The mortification asked of us this year, having to give up the usual format, can be an opportunity to better grasp the nature of the pilgrimage, as a friend of ours studying at university wrote. “This allowed me to see that maybe the pilgrimage is not limited to a single night, that it is instead a journey that accompanies you all year long.” Looking at our current situation this way means seeing life as vocation. Life’s circumstances, whatever they may be, are in fact the way the Mystery calls us to learn how to live.
What does “vocation” mean? To walk toward destiny through life’s circumstances, as if “I must hang suspended, moment by moment, upon a will that I do not know […] waiting for the nod of this unknown ‘lord,’ attentive to the signs of a will that would appear to us through pure, immediate circumstance. I repeat: man, the human being’s rational life, would have to be suspended on the instant, suspended in every moment upon this sign, apparently so fickle, so haphazard, yet the circumstances through which the unknown ‘lord’ drags me, provokes me toward his design. I would have to say ‘yes’ at every instant without seeing anything, simply adhering to the pressures of the occasions. It is a dizzying position” (L. Giussani, The Religious Sense, Montreal: McGill-Queen’s University Press, 1997, pp. 134-135)

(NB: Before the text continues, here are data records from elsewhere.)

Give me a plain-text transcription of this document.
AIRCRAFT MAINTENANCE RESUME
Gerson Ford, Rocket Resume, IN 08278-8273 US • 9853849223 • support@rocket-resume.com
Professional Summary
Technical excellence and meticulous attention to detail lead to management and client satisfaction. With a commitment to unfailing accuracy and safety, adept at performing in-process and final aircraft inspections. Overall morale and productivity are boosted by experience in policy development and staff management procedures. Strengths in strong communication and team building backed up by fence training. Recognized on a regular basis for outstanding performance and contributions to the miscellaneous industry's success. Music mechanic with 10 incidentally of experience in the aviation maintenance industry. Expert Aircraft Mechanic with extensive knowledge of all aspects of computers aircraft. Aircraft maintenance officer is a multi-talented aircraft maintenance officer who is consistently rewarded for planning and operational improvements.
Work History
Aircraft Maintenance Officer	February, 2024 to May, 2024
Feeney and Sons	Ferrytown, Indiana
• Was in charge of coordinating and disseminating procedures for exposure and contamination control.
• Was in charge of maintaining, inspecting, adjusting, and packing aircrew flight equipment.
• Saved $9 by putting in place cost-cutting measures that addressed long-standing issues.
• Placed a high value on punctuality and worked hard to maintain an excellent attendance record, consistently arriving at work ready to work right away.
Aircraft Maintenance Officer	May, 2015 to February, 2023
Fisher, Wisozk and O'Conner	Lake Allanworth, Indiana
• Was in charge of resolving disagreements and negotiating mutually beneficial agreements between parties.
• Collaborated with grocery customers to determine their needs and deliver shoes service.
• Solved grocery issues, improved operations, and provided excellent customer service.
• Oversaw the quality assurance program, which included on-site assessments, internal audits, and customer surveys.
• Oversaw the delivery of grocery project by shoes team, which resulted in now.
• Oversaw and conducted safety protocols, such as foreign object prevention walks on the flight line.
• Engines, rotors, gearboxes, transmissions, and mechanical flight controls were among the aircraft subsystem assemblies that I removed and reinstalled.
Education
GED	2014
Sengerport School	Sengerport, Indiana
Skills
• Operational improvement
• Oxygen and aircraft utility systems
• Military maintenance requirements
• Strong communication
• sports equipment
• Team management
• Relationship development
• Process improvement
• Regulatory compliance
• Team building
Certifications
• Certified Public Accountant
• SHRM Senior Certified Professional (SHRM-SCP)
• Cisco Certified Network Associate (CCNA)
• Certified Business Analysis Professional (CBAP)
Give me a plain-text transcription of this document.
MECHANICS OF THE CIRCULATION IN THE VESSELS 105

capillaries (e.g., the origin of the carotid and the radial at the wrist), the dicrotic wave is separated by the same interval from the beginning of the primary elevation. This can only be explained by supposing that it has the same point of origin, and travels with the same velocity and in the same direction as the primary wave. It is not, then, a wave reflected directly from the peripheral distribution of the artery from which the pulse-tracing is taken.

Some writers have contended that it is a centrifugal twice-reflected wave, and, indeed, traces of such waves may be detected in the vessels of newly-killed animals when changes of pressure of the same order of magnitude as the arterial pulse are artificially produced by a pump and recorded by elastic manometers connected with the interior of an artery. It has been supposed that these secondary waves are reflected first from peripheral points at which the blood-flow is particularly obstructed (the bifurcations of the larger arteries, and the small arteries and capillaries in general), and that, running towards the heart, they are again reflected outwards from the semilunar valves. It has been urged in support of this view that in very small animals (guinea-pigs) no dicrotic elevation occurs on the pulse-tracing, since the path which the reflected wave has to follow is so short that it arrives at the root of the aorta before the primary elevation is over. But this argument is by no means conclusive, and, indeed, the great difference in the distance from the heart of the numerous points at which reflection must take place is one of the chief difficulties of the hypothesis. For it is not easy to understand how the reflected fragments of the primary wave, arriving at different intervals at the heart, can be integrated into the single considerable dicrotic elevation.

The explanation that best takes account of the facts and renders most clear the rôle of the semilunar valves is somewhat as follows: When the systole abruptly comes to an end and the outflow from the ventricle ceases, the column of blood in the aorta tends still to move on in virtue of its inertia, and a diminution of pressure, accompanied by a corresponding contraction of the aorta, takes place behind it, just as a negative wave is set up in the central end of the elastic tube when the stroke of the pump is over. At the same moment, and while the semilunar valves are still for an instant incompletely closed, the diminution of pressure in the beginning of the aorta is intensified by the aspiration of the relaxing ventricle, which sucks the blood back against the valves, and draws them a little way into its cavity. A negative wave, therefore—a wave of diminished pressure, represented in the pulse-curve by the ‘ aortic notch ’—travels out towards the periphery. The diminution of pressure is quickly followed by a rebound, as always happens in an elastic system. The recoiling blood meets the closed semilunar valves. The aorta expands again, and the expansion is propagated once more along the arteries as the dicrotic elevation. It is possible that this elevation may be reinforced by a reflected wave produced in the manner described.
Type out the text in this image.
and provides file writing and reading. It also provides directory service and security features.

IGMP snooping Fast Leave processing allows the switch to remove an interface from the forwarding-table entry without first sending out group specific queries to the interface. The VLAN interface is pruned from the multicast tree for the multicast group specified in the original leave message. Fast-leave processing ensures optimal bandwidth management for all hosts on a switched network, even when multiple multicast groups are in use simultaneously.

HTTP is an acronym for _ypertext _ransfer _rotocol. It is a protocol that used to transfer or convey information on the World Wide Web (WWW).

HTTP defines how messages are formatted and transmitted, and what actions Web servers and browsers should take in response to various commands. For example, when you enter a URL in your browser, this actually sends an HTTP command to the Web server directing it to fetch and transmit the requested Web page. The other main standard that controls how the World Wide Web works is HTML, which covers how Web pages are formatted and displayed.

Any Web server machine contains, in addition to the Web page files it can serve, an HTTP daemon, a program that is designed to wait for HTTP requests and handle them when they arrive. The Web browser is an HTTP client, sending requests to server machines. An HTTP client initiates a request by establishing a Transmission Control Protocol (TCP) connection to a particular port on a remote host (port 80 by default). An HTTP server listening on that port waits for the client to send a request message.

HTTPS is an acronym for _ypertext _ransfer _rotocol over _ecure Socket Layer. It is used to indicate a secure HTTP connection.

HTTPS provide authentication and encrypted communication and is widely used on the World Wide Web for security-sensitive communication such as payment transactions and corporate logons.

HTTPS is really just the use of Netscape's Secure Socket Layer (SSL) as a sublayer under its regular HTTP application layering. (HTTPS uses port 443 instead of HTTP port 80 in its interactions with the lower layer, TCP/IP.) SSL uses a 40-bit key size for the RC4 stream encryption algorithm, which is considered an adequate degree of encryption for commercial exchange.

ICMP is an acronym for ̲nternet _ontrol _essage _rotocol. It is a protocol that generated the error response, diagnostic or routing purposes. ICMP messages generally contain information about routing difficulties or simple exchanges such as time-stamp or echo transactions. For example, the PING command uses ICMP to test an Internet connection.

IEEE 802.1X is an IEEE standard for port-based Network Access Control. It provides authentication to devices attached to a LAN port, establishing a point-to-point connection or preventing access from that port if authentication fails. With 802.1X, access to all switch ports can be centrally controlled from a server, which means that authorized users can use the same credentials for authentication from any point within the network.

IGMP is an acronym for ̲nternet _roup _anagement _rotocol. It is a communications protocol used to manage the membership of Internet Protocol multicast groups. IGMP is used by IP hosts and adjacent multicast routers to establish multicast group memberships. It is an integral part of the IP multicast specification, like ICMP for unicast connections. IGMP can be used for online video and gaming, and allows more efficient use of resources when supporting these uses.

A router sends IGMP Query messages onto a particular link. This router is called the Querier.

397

Who is capable of this? It is a dizzying challenge. This is why the Lord did not remain “unknown.” He had pity on us, listening to the cry of our heart–that “desire for the impossible,” of which Camus’s Caligula speaks–and showed His face: “Hic Verbum caro factum est.” The Word became flesh in the house of Nazareth, in Mary’s Womb. Christ made Himself a tangible object of experience for those who encountered Him on the roads of Galilee. And, in His death and resurrection, He remains present, reaching us through the flesh of those whom He continues to take hold of, offering them to us as traveling companions. Paradoxically, it was precisely our isolation the past few months that made us discover who the true traveling companions for our journey are, those with whom we would be willing to go to the ends of the earth: people who do not underestimate the weight of our need, who do not distract us from the fundamental questions, but feed those questions with their very presence. These are the true traveling companions the Mystery has given us, that we may not be left alone without hope on the pilgrimage of life. That nothingness may not be victorious in us.
Look at this striking message from Fr.Giussani before the Macerata-Loreto pilgrimage. It was one of his last messages, in 2003: “When we get together, why do we do so? So as to tear out from our friends, and if it were possible from the whole world, the nothingness in which all people find themselves. […] In meeting us, […] a person feels as if taken hold of in his innermost self, redeemed from his apparent nothingness, weakness, evil or confusion, and, all at once, feels as if invited to a royal wedding. Our Lady is like a royal invitation.”
It is in her that we see the victory over nothingness shining forth, the newness that can challenge any powerlessness, fear or darkness that looms over us. Looking at Mary every morning, as we pray the Angelus, is the starting point for each day, for each attempt to build in life, now that we take up our usual activities again and are called–each exactly where we are–to contribute to this beginning again, sustained by those we have intercepted during this time and recognized as “taken hold of” just as She was.
Let us keep our eyes on the road ahead!